With no further design, without even a distinct idea, The Governour has of course no logical progress. Lawyer and something of a diplomat, Elyot was not a thinker. Reading widely without discrimination, and sometimes apparently at second hand, he compiled under headings. His later Bankette of Sapience (second edition? 1542) is a collection of sententiae arranged alphabetically under abstinence, adversity, affection, ambition, authoritie, amitie, apparaile, almsdeede, accusation, arrogance, etc. His Governour, though its headings have more logic, is hardly consecutive. In sources as in topics the book is a miscellany.
I. vii, viii, for instance, on a gentlemanly, not a professional knowledge of music, painting, and sculpture, suggest the Cortegiano; xii inquires “why gentilmen in this present time be not equal in doctryne to the auncient noblemen”; xiv proposes exempla for law students. After finding England deficient in the fine arts (140), he returns to law students with a recommendation of rhetoric, and thereupon itemizes it (149) under status, inventio, etc. By the end of the book he has passed from prudence to chess, archery, tennis, and bowls.
Elyot’s diction, though he wishes to “augment our Englysshe tongue,” is Latinized sparingly. Copie in the sense of the Latin copia, was fairly common in his time. He adds, e.g., allecte and allectyve, coarted, fatigate, fucate, illecebrous, infuded, propise, and provecte. His generally unpretentious habit is sometimes concretely racy.
Jean Bodin’s treatise on historical method (Methodus ad facilem historiarum cognitionem, 1566),[86] giving high praise to Guicciardini, differs from him in conception. For Bodin, history is less a progress in time than a thesaurus of exempla.
Dividing it into human, natural, and divine, he would have us begin with a chronological reference table (ii), proceed to a more detailed survey, such as Funck’s or Melanchthon’s, advance to the histories of particular nations, Jews, Greeks, Romans, and then to such smaller communities as Rhodes, Venice, and Sicily, with constant attention to geography.
In iii, De locis historiarum recte instituendis, the topics are first the commonplaces of encomium: birth, endowments, achievements, morals, culture. From the family, which for Bodin is the starting point of history, we are to proceed to the organization of the state and the developments of the arts.

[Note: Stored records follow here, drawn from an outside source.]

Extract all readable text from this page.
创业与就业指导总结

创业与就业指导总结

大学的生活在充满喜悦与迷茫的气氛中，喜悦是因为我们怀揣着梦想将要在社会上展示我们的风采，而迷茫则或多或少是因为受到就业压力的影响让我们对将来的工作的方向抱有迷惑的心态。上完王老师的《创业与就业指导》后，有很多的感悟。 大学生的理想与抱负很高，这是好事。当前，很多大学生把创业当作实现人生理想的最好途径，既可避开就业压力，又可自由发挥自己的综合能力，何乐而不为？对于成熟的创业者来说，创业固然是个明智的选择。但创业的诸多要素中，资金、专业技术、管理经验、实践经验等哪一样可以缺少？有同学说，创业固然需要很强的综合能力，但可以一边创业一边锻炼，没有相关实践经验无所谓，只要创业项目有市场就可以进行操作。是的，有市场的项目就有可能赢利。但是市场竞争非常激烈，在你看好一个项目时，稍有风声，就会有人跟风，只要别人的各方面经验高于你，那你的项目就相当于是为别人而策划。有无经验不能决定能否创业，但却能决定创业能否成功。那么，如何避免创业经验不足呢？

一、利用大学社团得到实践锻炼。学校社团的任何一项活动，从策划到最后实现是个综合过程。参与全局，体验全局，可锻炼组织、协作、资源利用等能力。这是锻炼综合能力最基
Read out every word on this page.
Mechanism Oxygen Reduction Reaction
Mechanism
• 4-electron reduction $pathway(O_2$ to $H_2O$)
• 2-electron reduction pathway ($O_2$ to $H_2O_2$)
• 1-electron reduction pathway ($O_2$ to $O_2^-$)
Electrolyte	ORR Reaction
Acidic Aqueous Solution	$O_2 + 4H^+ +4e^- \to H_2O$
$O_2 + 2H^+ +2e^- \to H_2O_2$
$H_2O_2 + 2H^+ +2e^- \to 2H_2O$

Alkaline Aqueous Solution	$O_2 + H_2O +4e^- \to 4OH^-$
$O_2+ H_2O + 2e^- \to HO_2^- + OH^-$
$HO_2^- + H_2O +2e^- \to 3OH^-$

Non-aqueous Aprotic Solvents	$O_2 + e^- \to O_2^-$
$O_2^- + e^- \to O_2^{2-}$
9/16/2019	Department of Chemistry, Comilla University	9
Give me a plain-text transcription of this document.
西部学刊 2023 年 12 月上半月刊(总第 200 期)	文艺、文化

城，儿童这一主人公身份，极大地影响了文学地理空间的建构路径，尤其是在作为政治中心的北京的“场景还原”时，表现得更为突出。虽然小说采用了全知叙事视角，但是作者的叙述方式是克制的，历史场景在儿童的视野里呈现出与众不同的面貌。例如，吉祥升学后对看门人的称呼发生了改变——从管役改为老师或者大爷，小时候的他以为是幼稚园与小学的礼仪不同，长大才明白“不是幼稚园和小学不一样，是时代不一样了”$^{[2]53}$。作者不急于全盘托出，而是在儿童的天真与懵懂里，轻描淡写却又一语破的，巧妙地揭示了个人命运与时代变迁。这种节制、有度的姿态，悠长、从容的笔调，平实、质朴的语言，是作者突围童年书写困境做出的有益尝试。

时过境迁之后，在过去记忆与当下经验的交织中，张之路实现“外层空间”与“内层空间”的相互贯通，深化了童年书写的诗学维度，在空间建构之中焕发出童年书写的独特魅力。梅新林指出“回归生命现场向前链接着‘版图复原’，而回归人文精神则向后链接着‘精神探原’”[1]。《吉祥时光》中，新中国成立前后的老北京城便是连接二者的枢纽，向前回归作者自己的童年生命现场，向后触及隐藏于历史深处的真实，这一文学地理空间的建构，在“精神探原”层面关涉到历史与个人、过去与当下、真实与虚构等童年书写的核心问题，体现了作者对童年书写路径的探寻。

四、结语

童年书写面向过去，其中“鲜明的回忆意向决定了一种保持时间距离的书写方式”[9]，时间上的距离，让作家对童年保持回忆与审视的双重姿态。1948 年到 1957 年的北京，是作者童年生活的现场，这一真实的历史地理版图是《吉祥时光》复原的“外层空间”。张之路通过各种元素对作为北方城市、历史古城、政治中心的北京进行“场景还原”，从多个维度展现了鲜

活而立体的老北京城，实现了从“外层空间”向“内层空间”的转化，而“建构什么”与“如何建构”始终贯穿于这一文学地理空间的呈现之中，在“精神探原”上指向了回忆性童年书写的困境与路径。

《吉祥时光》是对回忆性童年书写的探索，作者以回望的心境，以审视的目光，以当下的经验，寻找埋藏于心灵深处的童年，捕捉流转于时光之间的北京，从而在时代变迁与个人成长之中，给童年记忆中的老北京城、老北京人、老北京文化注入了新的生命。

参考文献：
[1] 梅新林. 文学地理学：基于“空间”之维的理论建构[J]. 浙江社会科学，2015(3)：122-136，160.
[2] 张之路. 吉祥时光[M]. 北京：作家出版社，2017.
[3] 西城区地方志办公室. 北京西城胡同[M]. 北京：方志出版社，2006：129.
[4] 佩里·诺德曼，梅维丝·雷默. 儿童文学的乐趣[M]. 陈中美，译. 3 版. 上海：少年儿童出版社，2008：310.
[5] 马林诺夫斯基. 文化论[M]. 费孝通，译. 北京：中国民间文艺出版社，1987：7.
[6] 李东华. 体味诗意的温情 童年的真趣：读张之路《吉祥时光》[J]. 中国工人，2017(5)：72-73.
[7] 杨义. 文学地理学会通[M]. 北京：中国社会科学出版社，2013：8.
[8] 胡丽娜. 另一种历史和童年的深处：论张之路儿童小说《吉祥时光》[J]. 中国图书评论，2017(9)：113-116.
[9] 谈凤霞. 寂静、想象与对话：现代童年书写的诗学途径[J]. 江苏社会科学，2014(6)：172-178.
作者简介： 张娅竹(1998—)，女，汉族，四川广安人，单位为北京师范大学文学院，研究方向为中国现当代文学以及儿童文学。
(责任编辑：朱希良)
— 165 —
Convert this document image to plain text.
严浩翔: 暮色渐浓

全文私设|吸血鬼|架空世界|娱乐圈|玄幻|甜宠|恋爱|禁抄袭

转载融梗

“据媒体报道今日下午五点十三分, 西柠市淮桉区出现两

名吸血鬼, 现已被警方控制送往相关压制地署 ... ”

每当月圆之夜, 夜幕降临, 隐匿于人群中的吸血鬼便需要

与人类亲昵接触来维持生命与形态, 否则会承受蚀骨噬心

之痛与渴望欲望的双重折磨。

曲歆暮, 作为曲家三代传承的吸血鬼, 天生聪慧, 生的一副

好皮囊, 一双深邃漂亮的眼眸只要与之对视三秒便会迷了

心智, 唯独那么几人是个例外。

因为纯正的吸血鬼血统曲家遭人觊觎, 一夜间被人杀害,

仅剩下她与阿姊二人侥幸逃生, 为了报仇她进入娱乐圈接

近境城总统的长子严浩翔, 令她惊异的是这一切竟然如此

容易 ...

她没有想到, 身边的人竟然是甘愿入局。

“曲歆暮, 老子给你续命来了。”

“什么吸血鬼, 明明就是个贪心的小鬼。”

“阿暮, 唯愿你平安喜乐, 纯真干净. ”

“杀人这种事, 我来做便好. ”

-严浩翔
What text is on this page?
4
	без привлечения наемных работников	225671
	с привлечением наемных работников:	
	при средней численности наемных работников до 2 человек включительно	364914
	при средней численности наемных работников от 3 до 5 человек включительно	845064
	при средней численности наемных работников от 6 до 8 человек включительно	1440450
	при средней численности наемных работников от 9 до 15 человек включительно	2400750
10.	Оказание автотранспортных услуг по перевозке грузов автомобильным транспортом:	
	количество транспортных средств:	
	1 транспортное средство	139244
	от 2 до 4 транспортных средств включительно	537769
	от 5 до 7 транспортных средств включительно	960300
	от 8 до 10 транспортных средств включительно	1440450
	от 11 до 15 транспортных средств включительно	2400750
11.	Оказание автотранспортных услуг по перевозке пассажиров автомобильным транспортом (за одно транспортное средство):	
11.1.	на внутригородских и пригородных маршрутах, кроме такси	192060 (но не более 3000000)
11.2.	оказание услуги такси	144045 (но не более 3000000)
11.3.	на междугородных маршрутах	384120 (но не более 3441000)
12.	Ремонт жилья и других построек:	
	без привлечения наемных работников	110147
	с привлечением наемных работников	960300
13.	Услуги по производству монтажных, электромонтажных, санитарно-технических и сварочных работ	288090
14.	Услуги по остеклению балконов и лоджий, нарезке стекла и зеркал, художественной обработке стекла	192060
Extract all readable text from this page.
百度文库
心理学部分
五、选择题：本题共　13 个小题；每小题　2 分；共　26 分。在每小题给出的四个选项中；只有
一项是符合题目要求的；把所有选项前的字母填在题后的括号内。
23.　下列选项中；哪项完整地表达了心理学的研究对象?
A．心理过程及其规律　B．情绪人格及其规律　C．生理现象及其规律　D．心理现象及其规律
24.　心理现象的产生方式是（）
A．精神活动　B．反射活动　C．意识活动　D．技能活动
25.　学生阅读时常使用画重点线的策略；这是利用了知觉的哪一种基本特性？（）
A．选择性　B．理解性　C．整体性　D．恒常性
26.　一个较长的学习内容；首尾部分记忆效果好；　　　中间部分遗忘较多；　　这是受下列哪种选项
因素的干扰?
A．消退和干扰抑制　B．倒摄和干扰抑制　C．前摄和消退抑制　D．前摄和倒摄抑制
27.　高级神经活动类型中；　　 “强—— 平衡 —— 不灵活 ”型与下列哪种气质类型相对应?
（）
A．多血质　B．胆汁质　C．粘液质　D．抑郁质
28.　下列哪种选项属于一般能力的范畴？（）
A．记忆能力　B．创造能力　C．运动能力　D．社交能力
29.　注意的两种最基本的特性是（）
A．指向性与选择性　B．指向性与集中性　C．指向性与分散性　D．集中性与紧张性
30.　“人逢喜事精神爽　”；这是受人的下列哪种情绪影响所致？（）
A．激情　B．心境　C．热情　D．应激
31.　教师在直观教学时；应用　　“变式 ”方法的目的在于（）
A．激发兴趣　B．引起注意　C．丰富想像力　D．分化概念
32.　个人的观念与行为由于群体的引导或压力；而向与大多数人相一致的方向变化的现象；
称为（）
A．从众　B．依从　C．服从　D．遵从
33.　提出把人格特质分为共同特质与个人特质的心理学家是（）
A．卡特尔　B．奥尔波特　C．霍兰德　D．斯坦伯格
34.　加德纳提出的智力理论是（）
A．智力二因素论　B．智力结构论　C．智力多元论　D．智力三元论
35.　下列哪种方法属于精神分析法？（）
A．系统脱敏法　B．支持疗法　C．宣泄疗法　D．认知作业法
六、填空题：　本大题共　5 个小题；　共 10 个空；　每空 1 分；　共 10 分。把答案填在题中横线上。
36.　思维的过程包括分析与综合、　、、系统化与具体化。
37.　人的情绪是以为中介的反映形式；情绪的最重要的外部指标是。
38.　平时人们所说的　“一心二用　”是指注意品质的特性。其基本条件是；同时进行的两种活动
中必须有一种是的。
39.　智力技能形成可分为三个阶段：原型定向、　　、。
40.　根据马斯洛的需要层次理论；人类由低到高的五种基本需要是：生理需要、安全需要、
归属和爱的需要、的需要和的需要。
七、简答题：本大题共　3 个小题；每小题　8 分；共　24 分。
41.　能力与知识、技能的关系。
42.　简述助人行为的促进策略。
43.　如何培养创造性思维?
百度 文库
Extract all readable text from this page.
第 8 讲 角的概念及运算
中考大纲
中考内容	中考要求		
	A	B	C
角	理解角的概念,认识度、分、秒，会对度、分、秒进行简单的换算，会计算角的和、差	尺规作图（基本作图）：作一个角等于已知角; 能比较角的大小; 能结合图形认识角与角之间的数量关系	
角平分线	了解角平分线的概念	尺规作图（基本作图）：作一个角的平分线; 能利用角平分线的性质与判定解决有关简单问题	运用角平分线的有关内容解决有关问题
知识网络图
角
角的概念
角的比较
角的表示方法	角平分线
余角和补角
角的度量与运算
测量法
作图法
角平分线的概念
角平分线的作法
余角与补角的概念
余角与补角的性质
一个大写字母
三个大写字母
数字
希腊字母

De historicorum delectu (iv) has many specific and acute estimates of both ancients and moderns. “Somehow those who are active in wars and affairs (44) shy at writing; and those who have given themselves somewhat more to literature are so possessed with its charms and sweetness as hardly to think in other terms.” Bodin himself is broad enough to praise both Plutarch and Tacitus.
De recto historiarum iudicio (v), beginning with geography, proceeds to regional traits. The approach is suggestive; but the development is little more than aggregation under those dubious headings Northern and Southern, Eastern and Western.
At this point (vi) Bodin begins the analysis of the state: the elemental family, the citizen, the magistrate, the king. “Macchiavelli, indeed, the first after some twelve hundred years since the barbarians to write on the state, has won general currency; but there is no doubt that he would have written several things more truly and better if he had added legal tradition (usus) to his knowledge of ancient philosophers and historians” (140). Monarchy is found to be the ideal form of government. The golden age of primitive peace and happiness is proved to be a senile fancy (vii). Let us rather, relying on the science of numbers, De temporis universi ratione (viii), compute the recurrence of historical “cycles.” Strange conclusion to so much hard reasoning!